Keluarga Altman telah menyatakan bahwa Annie memiliki tantangan kesehatan mental dan menerima dukungan finansial. Sam Altman mengatakan bahwa adiknya mulai menuduhnya di media sosial setelah mereka menolak “tuntutan pemerasan untuk dukungan finansial yang semakin besar.” Gugatan Annie dimulai pada Januari 2025.
Sam Altman kini menggugat balik adiknya atas pencemaran nama baik terkait unggahannya, termasuk video yang menyatakan bahwa “seorang miliarder teknologi” melecehkannya. Ia menuntut ganti rugi sebesar 1 dolar AS, dengan alasan “tidak ingin merugikan adiknya secara finansial” tetapi menginginkan vonis yang menyatakan bahwa pernyataan adiknya tidak benar.
Sam Altman dikenal sebagai tokoh utama dalam ledakan kecerdasan buatan (AI) setelah peluncuran chatbot ChatGPT pada 2022.

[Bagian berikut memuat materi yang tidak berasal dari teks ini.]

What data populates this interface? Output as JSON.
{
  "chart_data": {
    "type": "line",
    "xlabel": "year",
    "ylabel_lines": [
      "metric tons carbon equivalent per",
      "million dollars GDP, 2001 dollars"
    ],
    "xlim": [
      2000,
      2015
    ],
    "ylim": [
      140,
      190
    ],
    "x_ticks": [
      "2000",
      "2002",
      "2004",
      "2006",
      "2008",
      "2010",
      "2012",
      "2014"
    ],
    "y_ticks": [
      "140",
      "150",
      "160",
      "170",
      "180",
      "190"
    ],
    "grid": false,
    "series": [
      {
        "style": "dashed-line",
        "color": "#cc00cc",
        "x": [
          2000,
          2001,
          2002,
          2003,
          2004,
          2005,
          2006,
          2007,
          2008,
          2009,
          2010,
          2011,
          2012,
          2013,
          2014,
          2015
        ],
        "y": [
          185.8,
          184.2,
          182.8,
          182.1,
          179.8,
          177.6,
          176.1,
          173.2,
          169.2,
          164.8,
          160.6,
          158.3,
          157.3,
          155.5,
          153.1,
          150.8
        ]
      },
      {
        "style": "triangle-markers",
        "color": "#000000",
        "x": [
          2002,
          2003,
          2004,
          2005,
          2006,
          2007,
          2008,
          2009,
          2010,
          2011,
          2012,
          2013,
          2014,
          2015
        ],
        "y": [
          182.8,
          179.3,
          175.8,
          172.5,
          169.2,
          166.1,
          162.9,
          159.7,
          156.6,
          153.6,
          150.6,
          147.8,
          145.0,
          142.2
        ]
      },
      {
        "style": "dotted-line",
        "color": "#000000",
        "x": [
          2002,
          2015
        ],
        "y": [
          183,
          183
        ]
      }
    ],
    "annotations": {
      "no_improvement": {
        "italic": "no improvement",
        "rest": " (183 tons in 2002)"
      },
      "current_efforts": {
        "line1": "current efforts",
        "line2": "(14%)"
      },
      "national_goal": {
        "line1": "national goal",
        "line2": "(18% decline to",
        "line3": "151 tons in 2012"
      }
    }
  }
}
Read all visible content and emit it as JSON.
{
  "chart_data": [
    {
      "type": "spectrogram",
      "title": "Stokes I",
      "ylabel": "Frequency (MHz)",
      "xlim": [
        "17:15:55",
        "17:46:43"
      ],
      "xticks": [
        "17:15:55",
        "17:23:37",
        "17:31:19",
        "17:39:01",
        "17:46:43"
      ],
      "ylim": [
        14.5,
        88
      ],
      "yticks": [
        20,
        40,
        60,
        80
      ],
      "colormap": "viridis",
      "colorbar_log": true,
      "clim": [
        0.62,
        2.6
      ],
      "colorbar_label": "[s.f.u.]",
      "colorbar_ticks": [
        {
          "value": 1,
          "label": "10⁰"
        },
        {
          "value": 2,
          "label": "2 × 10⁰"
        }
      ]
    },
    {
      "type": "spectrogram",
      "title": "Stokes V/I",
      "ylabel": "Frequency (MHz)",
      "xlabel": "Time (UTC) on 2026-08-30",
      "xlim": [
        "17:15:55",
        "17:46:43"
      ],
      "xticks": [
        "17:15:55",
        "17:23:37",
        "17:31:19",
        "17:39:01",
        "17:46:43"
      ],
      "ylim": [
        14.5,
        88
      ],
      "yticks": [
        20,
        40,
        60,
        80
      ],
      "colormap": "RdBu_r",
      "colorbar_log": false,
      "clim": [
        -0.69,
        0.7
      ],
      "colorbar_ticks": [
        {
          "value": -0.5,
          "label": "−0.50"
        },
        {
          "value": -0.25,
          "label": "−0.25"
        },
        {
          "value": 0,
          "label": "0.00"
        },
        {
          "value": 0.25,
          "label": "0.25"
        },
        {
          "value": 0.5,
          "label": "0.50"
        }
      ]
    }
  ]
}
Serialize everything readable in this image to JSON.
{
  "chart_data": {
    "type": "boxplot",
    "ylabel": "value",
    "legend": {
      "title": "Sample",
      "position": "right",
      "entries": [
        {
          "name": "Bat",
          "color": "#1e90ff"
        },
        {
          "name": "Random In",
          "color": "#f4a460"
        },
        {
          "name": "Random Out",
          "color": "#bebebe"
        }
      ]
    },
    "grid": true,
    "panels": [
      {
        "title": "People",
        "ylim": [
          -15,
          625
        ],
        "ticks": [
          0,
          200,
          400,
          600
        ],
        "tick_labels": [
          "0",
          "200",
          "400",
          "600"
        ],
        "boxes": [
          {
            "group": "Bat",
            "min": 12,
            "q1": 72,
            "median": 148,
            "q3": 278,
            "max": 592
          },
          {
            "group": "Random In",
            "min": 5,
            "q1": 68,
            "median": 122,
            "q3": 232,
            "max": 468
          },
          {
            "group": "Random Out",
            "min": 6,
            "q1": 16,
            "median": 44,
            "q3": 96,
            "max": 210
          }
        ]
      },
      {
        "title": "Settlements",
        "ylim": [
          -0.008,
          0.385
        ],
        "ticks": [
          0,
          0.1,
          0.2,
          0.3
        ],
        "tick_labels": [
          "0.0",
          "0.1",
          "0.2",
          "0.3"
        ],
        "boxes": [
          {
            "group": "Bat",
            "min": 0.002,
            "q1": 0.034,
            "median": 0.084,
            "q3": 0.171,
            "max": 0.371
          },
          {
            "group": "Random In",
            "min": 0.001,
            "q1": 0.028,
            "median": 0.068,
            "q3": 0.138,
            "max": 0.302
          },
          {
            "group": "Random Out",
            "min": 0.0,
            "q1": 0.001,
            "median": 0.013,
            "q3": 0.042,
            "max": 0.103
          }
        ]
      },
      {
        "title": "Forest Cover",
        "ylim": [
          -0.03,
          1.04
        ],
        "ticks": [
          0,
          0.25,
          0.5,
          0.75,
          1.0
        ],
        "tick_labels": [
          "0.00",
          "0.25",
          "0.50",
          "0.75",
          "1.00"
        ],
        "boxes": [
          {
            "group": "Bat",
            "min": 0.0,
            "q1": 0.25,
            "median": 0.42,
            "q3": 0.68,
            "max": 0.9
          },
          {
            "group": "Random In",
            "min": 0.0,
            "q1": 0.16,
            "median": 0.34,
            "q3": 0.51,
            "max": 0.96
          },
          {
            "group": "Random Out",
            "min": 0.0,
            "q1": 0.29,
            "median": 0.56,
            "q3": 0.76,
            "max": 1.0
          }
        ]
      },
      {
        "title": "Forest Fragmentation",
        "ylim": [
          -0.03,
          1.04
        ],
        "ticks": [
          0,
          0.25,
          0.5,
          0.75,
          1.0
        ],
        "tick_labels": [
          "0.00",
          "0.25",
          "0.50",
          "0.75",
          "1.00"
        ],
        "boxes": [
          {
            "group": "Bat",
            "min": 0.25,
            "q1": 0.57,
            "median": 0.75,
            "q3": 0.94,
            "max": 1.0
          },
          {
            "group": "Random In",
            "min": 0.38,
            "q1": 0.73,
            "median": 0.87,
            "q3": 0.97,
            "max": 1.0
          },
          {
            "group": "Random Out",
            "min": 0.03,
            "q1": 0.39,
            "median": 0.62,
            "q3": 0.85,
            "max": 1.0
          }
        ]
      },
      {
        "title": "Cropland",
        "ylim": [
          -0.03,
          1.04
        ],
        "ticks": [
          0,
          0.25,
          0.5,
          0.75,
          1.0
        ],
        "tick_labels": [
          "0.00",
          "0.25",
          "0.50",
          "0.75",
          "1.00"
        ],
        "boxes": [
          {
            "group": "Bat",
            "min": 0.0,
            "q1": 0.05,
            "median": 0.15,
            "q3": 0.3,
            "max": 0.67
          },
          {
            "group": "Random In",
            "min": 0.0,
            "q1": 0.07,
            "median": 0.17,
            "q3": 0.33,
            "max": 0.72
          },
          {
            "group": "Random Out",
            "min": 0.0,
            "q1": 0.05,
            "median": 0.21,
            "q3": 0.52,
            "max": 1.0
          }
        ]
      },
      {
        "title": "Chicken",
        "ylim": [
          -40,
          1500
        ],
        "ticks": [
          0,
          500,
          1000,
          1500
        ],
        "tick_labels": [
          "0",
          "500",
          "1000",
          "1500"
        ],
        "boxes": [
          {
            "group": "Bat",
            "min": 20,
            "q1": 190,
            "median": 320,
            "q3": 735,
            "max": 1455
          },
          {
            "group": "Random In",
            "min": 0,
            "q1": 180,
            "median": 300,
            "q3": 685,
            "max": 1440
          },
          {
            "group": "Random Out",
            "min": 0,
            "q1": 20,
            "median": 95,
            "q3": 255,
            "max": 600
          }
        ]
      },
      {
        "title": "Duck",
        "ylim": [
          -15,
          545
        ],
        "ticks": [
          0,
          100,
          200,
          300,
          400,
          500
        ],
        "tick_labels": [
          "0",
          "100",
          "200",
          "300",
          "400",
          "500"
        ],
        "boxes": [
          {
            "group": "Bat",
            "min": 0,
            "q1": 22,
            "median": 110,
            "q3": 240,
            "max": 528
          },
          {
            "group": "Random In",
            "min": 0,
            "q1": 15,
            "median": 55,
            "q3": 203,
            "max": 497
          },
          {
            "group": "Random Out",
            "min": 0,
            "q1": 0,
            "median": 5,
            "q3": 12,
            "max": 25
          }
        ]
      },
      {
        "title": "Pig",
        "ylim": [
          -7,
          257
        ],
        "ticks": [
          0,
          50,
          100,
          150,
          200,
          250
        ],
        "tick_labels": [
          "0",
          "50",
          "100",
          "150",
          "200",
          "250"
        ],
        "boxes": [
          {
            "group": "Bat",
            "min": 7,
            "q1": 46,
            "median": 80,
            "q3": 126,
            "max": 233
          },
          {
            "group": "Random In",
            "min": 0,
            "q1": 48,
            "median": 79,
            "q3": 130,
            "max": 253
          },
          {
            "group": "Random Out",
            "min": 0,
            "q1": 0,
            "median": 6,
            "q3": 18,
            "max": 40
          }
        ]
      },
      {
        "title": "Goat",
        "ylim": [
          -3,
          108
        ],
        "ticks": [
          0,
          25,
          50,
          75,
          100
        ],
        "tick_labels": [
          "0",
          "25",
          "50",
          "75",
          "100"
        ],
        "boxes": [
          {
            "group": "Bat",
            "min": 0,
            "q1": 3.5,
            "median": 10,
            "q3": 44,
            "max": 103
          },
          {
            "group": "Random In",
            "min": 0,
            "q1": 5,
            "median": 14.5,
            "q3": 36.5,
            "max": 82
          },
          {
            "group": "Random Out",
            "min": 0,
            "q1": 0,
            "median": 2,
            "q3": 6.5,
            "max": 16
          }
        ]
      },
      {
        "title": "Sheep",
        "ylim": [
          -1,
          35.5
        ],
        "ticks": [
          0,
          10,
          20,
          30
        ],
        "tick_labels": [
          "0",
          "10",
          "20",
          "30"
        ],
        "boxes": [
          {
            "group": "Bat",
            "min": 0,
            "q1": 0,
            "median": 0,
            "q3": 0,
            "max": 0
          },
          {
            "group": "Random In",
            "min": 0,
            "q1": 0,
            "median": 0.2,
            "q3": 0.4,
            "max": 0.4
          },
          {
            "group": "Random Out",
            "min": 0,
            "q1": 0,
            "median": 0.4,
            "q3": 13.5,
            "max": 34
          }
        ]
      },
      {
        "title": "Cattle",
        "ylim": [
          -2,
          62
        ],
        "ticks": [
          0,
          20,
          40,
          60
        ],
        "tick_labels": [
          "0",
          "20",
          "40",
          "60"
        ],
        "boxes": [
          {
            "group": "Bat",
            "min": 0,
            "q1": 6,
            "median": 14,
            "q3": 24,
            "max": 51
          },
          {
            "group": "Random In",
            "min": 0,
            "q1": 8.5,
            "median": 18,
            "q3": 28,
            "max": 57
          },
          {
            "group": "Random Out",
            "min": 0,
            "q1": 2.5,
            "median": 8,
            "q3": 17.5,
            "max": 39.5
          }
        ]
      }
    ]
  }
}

Selain kasus ini, Sam Altman juga dijadwalkan menghadapi persidangan pada 27 April dalam gugatan miliarder Elon Musk senilai lebih dari 134 miliar dolar AS yang menuduh OpenAI menyimpang dari misinya untuk mengembangkan AI demi kepentingan umat manusia. Microsoft juga menjadi terdakwa dalam kasus tersebut.